The stance is familiar to that of host Brian Shapiro, who reminds listeners that there is no law that says you can’t follow someone; that it was Trayvon Martin who attacked Zimmerman first. The tweets are not in support of Zimmerman, and just because he isn’t against Zimmerman doesn’t mean he is for him. However, the common idea that if you aren’t against something then you are for it is being held against Mahomes; especially by San Franciscans.
San Francisco is one of the most liberal cities in America, so it’s not surprising they are using this approach. Their team, the 49ers, are set to play Mahomes team, Kansas City Chiefs, in the 2020 Superbowl. Many say his tweet was insensitive and ignorant.
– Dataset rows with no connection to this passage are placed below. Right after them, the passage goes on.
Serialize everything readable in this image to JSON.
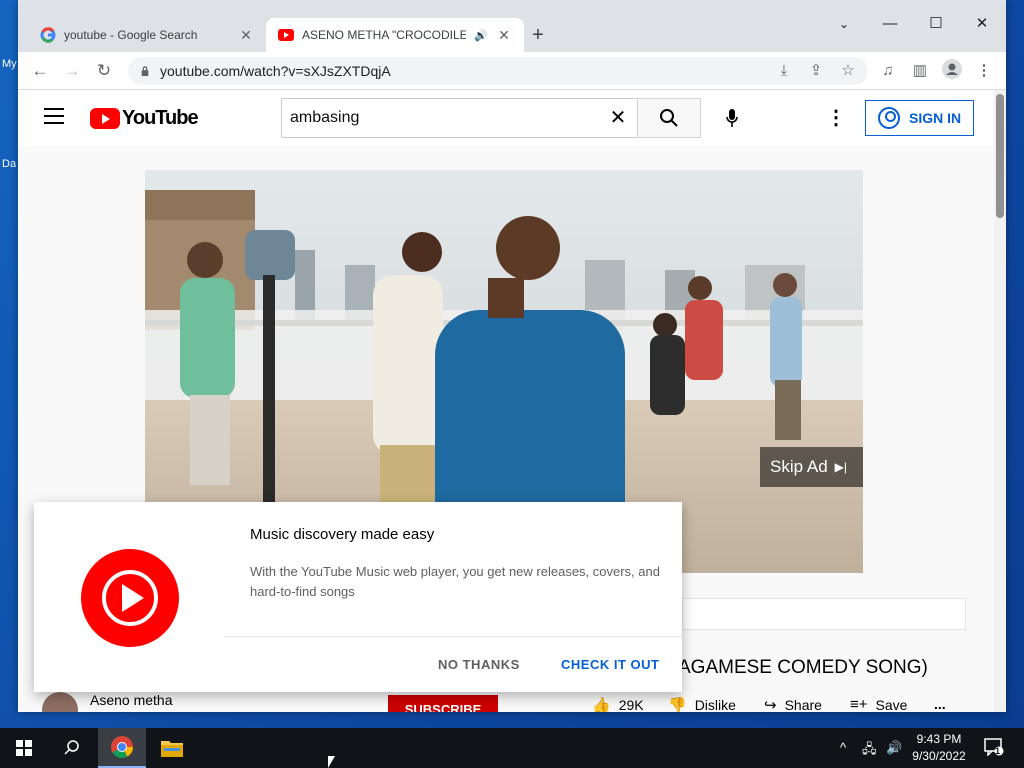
{
  "desktop": {
    "label_my": "My",
    "label_d": "Da"
  },
  "browser": {
    "tabs": [
      {
        "title": "youtube - Google Search",
        "close": "✕"
      },
      {
        "title": "ASENO METHA \"CROCODILE",
        "close": "✕"
      }
    ],
    "new_tab": "+",
    "url": "youtube.com/watch?v=sXJsZXTDqjA"
  },
  "youtube": {
    "logo_text": "YouTube",
    "search_value": "ambasing",
    "sign_in": "SIGN IN",
    "skip_ad": "Skip Ad",
    "video_title": "AGAMESE COMEDY SONG)",
    "channel_name": "Aseno metha",
    "subscribe": "SUBSCRIBE",
    "likes": "29K",
    "dislike": "Dislike",
    "share": "Share",
    "save": "Save",
    "more": "..."
  },
  "popup": {
    "title": "Music discovery made easy",
    "body": "With the YouTube Music web player, you get new releases, covers, and hard-to-find songs",
    "no_thanks": "NO THANKS",
    "check_it_out": "CHECK IT OUT"
  },
  "taskbar": {
    "time": "9:43 PM",
    "date": "9/30/2022",
    "notifications": "1"
  },
  "colors": {
    "youtube_red": "#ff0000",
    "link_blue": "#065fd4",
    "subscribe_red": "#cc0000"
  }
}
Sharp asks, “If Trayvon Martin did not attack Zimmerman, would he be alive today?” A caller shares his point of view, saying that Trayvon had the right to defend himself against a grown man following him. He goes on to say that Zimmerman shouldn’t have followed him, which ultimately led to the fight. When it comes down to it, the law comes down to the literal. Since Zimmerman did not break a law in following Martin, and his shooting Martin was considered to be in self-defense, then he was found not guilty. The issue comes down to systemic racism and the law being literal. Zimmerman followed Martin because of the color of his skin and a belief he had about what Martin was doing. He used deadly force against a teenager. If he hadn’t followed Martin, then Trayvon Martin would be alive today.
As far as the tweets from Patrick Mahomes, they are fair. In the eyes and mind of a teen, the line of law vs. justice is gray. Trayvon Martin was a victim, but Zimmerman was being attacked. Zimmerman shouldn’t have followed, but was not breaking a law. Trayvon Martin could have walked away and not attacked Zimmerman, but young black men are always told they have to take the oppression and not fight against it or they will be at fault. In this case, no one wins. And it makes sense he would be confused.